Spinning flavour branes and fermion pairing instabilities

TL;DR

This paper investigates instabilities in rotating probe Dp-branes in AdS_5 x S^5, revealing conditions for fermion pairing and Cooper-like condensates at strong coupling, contrasting with zero coupling behavior.

Contribution

It identifies and analyzes fermion pairing instabilities in strongly coupled gauge theories via holography, introducing a new understanding of chemical potential effects on D-brane embeddings.

Findings

Threshold chemical potentials trigger instabilities.

Unstable modes favor fermion bilinear condensates.

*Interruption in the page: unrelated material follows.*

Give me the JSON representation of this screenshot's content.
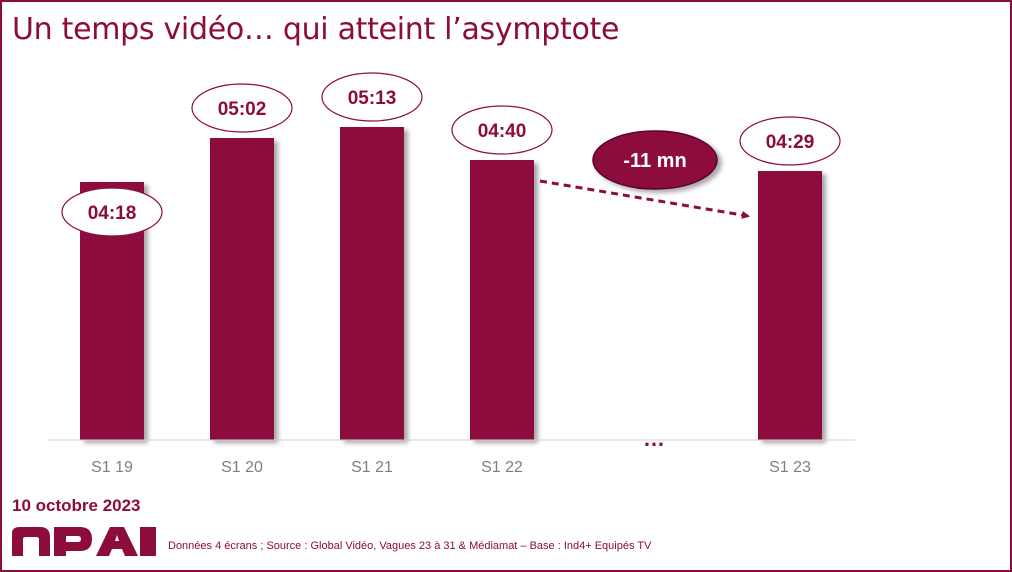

Strong coupling correlators show poles indicating instabilities.

Abstract

We consider probe Dp-branes, p=3,5,7, in global AdS_5 x S^5, rotating along an internal direction in the S^5. These are dual to strongly interacting N=4 SYM on S^3 with massless fundamental flavours, in the presence of an R-symmetry chemical potential for flavour fermions. For massless, "AdS-filling" Dp-brane embeddings at zero temperature, we find an infinite set of threshold values of the chemical potential at which instabilities are triggered. The onset of instability is always preceded by metastability of the zero density state. From the onset values of the chemical potential, we infer that unstable directions favour a homogeneous condensate of a bilinear made from fermion harmonics, or Cooper pairing. We confirm this picture both numerically and analytically. The linearized analysis showing the appearance of instabilities involves a charged scalar in global AdS space coupled to a (large) constant background gauge potential. The resulting frequency space correlator of the fermion bilinear at strong coupling displays poles in the upper half plane. In contrast, the correlator at zero coupling exhibits Pauli blocking due to occupation of states below the Fermi level, but no instabilities. The end-point of the strong coupling instability is not visible in our setup.